Turning Point Not in Sight

The authors are analysts of NH Investment & Securities. They can be reached at michelle.cho@nhqv.com and junsup@nhqv.com, respectively. -- Ed.

 

Based on our comparative analysis of past financial crises and the current Covid-19 outbreak, we believe that the domestic financial industry faces a potential drop in growth and profitability and share price volatility if the current outbreak leads to a recession.
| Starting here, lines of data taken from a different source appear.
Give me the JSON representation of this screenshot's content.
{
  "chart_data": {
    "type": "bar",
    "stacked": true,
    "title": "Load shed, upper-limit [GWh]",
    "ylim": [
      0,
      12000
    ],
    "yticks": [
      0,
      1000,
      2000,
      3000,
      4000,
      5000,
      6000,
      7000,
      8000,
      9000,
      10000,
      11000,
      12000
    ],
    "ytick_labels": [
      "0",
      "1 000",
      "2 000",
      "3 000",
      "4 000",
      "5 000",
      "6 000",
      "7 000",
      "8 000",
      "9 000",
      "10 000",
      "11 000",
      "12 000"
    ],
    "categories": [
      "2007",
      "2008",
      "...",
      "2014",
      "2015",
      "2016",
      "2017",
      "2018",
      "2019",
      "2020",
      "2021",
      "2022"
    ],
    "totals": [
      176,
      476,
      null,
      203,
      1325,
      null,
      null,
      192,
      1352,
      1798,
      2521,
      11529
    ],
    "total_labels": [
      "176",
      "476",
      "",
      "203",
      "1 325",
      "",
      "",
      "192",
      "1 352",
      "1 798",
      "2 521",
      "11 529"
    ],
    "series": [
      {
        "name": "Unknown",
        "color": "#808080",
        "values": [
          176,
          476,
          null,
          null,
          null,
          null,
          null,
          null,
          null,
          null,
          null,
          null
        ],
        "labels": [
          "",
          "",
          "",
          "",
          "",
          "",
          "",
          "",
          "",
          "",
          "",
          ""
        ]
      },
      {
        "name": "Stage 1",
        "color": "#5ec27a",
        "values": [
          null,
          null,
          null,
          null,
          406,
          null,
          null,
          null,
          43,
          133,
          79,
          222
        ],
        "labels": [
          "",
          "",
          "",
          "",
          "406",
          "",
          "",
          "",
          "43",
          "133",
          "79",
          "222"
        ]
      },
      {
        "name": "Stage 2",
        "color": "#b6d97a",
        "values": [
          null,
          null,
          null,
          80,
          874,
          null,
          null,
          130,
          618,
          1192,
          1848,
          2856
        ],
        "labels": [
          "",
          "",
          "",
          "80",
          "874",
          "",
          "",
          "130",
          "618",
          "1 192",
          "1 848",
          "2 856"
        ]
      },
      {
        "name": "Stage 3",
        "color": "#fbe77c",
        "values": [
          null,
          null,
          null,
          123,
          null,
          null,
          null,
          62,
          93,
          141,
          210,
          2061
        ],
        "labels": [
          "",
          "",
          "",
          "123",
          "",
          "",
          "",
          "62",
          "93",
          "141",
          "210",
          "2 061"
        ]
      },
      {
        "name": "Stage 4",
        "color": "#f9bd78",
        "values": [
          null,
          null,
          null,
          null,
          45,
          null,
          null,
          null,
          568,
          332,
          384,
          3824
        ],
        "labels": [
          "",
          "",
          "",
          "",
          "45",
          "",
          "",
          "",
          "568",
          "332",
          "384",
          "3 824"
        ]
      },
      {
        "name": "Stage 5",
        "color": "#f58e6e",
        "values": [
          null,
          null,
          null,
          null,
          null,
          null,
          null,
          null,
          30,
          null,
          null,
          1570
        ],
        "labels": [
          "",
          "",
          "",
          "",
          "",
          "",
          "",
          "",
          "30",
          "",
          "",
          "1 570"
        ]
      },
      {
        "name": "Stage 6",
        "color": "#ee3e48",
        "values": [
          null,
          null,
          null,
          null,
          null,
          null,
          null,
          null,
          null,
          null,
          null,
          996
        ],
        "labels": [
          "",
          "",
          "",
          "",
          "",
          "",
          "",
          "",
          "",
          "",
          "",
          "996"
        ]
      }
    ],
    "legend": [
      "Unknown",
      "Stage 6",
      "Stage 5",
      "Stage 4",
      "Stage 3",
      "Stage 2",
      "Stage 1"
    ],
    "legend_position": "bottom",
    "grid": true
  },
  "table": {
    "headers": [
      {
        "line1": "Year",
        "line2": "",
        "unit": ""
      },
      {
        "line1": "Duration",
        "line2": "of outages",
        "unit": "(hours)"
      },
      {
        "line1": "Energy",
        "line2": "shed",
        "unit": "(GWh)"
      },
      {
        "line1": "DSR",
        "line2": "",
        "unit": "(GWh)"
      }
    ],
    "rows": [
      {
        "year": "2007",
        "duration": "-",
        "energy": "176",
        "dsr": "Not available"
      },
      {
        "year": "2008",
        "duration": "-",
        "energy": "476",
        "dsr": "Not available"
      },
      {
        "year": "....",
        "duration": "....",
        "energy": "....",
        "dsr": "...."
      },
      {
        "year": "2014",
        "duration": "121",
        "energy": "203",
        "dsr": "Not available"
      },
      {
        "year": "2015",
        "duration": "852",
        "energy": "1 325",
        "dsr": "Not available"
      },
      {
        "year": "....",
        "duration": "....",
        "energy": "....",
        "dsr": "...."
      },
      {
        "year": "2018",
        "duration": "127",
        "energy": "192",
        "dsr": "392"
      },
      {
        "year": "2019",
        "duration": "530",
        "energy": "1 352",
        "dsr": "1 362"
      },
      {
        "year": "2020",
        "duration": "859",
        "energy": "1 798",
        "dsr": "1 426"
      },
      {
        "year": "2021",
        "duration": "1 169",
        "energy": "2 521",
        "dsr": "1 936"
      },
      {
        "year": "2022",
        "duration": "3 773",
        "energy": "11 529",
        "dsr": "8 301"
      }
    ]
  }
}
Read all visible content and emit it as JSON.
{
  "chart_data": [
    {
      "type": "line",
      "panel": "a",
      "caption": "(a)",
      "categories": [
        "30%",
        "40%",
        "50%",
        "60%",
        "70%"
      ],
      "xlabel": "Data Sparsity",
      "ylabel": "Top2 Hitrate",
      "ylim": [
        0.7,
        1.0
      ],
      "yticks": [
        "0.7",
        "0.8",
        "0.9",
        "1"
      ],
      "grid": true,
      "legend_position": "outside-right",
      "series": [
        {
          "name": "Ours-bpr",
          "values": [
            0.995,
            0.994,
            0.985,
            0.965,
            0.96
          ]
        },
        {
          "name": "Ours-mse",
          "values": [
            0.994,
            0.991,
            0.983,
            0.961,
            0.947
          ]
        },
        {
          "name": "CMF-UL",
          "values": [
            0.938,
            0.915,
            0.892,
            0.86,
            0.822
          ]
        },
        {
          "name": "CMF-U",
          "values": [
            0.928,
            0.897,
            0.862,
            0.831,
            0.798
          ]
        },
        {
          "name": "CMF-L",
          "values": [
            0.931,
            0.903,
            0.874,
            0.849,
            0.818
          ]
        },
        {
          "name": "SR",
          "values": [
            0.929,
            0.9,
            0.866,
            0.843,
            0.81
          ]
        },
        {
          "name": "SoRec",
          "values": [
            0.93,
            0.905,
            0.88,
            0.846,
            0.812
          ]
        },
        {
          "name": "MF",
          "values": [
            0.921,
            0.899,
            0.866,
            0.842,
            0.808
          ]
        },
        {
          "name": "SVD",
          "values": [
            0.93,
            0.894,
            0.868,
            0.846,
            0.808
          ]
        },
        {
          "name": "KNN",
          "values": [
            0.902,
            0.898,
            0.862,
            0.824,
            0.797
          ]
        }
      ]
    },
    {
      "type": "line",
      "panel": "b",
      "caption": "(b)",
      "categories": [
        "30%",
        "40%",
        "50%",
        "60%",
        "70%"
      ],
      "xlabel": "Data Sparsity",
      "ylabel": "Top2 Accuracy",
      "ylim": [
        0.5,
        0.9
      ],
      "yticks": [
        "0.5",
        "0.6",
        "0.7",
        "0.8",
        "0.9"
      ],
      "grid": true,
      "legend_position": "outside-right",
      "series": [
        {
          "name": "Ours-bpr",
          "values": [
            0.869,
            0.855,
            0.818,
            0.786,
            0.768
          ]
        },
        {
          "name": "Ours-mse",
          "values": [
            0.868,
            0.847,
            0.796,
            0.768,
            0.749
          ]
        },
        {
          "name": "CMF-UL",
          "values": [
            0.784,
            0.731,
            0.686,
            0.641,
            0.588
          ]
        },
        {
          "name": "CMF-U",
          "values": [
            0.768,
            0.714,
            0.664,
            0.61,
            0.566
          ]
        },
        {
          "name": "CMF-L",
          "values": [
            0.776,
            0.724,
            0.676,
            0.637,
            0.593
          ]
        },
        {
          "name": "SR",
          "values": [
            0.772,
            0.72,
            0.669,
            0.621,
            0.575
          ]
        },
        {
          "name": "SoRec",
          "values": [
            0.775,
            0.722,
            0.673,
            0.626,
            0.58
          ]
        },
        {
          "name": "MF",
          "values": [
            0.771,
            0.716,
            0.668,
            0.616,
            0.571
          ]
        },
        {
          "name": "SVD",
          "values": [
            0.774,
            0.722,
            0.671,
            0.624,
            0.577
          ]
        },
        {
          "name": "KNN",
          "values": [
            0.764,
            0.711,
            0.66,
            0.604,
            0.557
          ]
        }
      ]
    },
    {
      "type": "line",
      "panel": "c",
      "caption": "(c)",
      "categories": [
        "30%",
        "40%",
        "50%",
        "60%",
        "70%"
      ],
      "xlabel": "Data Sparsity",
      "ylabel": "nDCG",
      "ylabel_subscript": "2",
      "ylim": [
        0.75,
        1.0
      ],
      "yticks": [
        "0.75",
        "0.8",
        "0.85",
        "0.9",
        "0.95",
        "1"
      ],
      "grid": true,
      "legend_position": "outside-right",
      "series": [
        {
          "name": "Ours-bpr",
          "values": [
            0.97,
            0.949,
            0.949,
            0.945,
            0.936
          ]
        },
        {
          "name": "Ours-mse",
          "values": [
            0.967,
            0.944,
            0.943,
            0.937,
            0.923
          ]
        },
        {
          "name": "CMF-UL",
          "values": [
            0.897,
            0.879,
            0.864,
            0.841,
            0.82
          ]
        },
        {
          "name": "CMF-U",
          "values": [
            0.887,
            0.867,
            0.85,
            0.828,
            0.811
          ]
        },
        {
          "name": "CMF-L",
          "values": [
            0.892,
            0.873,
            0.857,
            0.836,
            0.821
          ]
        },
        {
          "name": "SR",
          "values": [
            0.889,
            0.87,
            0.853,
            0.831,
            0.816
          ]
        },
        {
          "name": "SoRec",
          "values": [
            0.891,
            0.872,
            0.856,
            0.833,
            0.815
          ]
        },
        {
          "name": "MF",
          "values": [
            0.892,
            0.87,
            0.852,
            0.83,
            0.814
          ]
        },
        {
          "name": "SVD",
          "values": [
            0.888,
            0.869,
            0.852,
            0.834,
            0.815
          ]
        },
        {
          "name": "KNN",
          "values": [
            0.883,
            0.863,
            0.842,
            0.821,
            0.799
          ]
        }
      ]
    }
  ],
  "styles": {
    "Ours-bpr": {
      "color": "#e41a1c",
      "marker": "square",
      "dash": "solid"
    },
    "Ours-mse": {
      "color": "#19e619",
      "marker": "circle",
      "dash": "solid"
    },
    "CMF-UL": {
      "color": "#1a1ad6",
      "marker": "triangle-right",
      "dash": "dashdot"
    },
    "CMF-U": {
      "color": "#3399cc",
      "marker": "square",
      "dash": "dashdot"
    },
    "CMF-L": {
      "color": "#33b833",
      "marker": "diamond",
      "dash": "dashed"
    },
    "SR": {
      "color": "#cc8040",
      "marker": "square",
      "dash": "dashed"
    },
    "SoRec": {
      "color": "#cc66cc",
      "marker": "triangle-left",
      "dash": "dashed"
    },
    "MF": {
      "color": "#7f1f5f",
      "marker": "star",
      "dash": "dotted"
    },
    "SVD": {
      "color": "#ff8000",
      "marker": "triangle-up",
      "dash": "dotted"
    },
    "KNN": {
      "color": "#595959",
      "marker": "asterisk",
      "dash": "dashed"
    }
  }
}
For defensive investment amid the current downward pressure, non-life insurers appear relatively strong versus securities/banking plays (more sensitive to economic conditions) and life insurance stocks (very vulnerable during low growth/interest rate cycles).

Then and now

The Covid-19 outbreak has increased downside risk in the economy, and the financial sector is not insulated from uncertainty over future earnings and share price volatility.

With concerns over a global economic downturn on the rise, we highlight the importance of a comparative analysis of the current outbreak and past financial crises. During the global financial crisis in 2008: 1) growth and profitability in the Korean financial sector were severely damaged, and it took at least two years for conditions to normalize; 2) asset quality deteriorated; 3) capital adequacy declined; and 4) valuations turned volatile, with the degree of change ranging between 69-116%.

Supply/demand: Foreign/institutional investors vs. retail investors

Looking at the supply-demand landscape for the domestic financial sector this year, foreign/domestic institutional investors and retail investors have shown contrasting patterns. Specifically, foreigners/domestic institution’s combined net selling (of banking, securities, and insurance shares) has totaled W1.5tn YTD, while retail investors have net bought at a similar scale.

Inflection point: ‘False hope’ ? how long will it last?

We believe catalysts are still lacking that can bring about an inflection point in terms of share price rebounds and valuation re-ratings. In our view, a turning point will only be reached if: 1) concerns towards an economic recession subside; 2) rate cut cycles come to an end; and 3) financial regulations ease. As the spread of Covid-19 has deepened short-term stock price adjustments, rebounds might occur, but the question of sustainability will remain.

Relative defensive ability amid economic downturn: Non-life > Securities/Banking > Life Insurance

In terms of domestic financial plays’ defensive ability, we believe that non-life insurance stocks are likely to fare better, as securities/banking stocks are more sensitive to economic conditions and life insurance stocks are very vulnerable during low growth/interest rate cycles.